Classification Trees With Bivariate Linear Discriminant Node Models

Abstract

This article introduces a classification tree algorithm that can simultaneously reduce tree size, improve class prediction, and enhance data visualization. We accomplish this by fitting a bivariate linear discriminant model to the data in each node. Standard algorithms can produce fairly large tree structures because they employ a very simple node model, wherein the entire partition associated with a node is assigned to one class. We reduce the size of our trees by letting the discriminant models share part of the data complexity. Being themselves classifiers, the discriminant models can also help to improve prediction accuracy. Finally, because the discriminant models use only two predictor variables at a time, their effects are easily visualized by means of two-dimensional plots.
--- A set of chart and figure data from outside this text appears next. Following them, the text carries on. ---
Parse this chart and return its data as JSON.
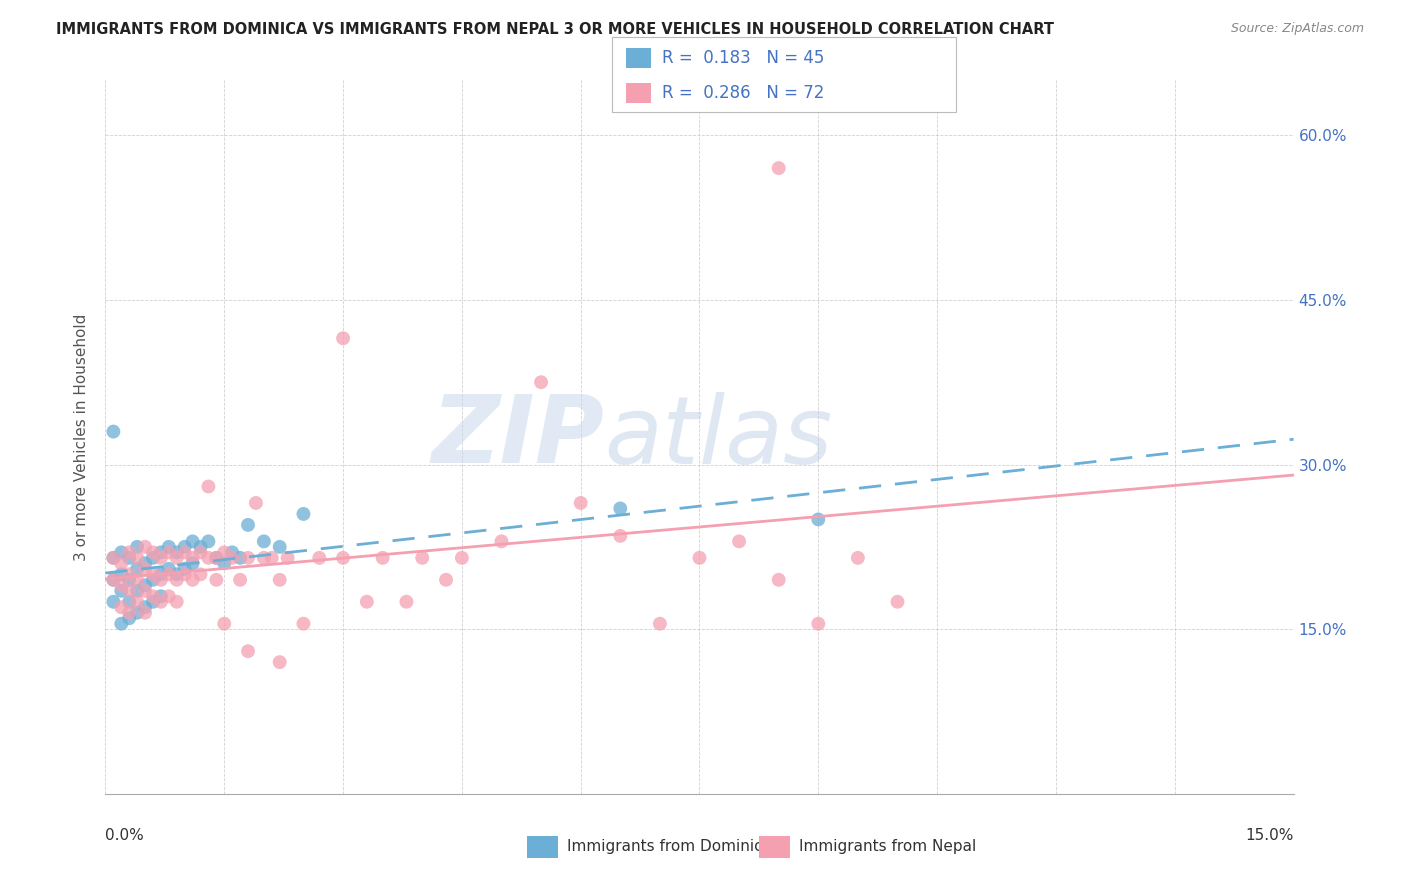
{
  "title": "IMMIGRANTS FROM DOMINICA VS IMMIGRANTS FROM NEPAL 3 OR MORE VEHICLES IN HOUSEHOLD CORRELATION CHART",
  "source": "Source: ZipAtlas.com",
  "ylabel": "3 or more Vehicles in Household",
  "xlim": [
    0.0,
    0.15
  ],
  "ylim": [
    0.0,
    0.65
  ],
  "dominica_color": "#6baed6",
  "nepal_color": "#f4a0b0",
  "dominica_R": 0.183,
  "dominica_N": 45,
  "nepal_R": 0.286,
  "nepal_N": 72,
  "legend_label_dominica": "Immigrants from Dominica",
  "legend_label_nepal": "Immigrants from Nepal",
  "dominica_scatter_x": [
    0.001,
    0.001,
    0.001,
    0.002,
    0.002,
    0.002,
    0.002,
    0.003,
    0.003,
    0.003,
    0.003,
    0.004,
    0.004,
    0.004,
    0.004,
    0.005,
    0.005,
    0.005,
    0.006,
    0.006,
    0.006,
    0.007,
    0.007,
    0.007,
    0.008,
    0.008,
    0.009,
    0.009,
    0.01,
    0.01,
    0.011,
    0.011,
    0.012,
    0.013,
    0.014,
    0.015,
    0.016,
    0.017,
    0.018,
    0.02,
    0.022,
    0.025,
    0.001,
    0.065,
    0.09
  ],
  "dominica_scatter_y": [
    0.215,
    0.195,
    0.175,
    0.22,
    0.2,
    0.185,
    0.155,
    0.215,
    0.195,
    0.175,
    0.16,
    0.225,
    0.205,
    0.185,
    0.165,
    0.21,
    0.19,
    0.17,
    0.215,
    0.195,
    0.175,
    0.22,
    0.2,
    0.18,
    0.225,
    0.205,
    0.22,
    0.2,
    0.225,
    0.205,
    0.23,
    0.21,
    0.225,
    0.23,
    0.215,
    0.21,
    0.22,
    0.215,
    0.245,
    0.23,
    0.225,
    0.255,
    0.33,
    0.26,
    0.25
  ],
  "nepal_scatter_x": [
    0.001,
    0.001,
    0.002,
    0.002,
    0.002,
    0.003,
    0.003,
    0.003,
    0.003,
    0.004,
    0.004,
    0.004,
    0.005,
    0.005,
    0.005,
    0.005,
    0.006,
    0.006,
    0.006,
    0.007,
    0.007,
    0.007,
    0.008,
    0.008,
    0.008,
    0.009,
    0.009,
    0.009,
    0.01,
    0.01,
    0.011,
    0.011,
    0.012,
    0.012,
    0.013,
    0.013,
    0.014,
    0.014,
    0.015,
    0.015,
    0.016,
    0.017,
    0.018,
    0.019,
    0.02,
    0.021,
    0.022,
    0.023,
    0.025,
    0.027,
    0.03,
    0.033,
    0.035,
    0.038,
    0.04,
    0.043,
    0.045,
    0.05,
    0.055,
    0.06,
    0.065,
    0.07,
    0.075,
    0.08,
    0.085,
    0.09,
    0.095,
    0.1,
    0.018,
    0.022,
    0.03,
    0.085
  ],
  "nepal_scatter_y": [
    0.215,
    0.195,
    0.21,
    0.19,
    0.17,
    0.22,
    0.2,
    0.185,
    0.165,
    0.215,
    0.195,
    0.175,
    0.225,
    0.205,
    0.185,
    0.165,
    0.22,
    0.2,
    0.18,
    0.215,
    0.195,
    0.175,
    0.22,
    0.2,
    0.18,
    0.215,
    0.195,
    0.175,
    0.22,
    0.2,
    0.215,
    0.195,
    0.22,
    0.2,
    0.215,
    0.28,
    0.215,
    0.195,
    0.22,
    0.155,
    0.215,
    0.195,
    0.215,
    0.265,
    0.215,
    0.215,
    0.195,
    0.215,
    0.155,
    0.215,
    0.215,
    0.175,
    0.215,
    0.175,
    0.215,
    0.195,
    0.215,
    0.23,
    0.375,
    0.265,
    0.235,
    0.155,
    0.215,
    0.23,
    0.195,
    0.155,
    0.215,
    0.175,
    0.13,
    0.12,
    0.415,
    0.57
  ]
}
Our algorithm does not simply fit discriminant models to the terminal nodes of a pruned tree, as this does not reduce the size of the tree. Instead, discriminant modeling is carried out in all phases of tree growth and the misclassification costs of the node models are explicitly used to prune the tree. Our algorithm is also distinct from the “linear combination split” algorithms that partition the data space with arbitrarily oriented hyperplanes. We use axis-orthogonal splits to preserve the interpretability of the tree structures. An extensive empirical study with real datasets shows that, in general, our algorithm has better prediction power than many other tree or nontree algorithms.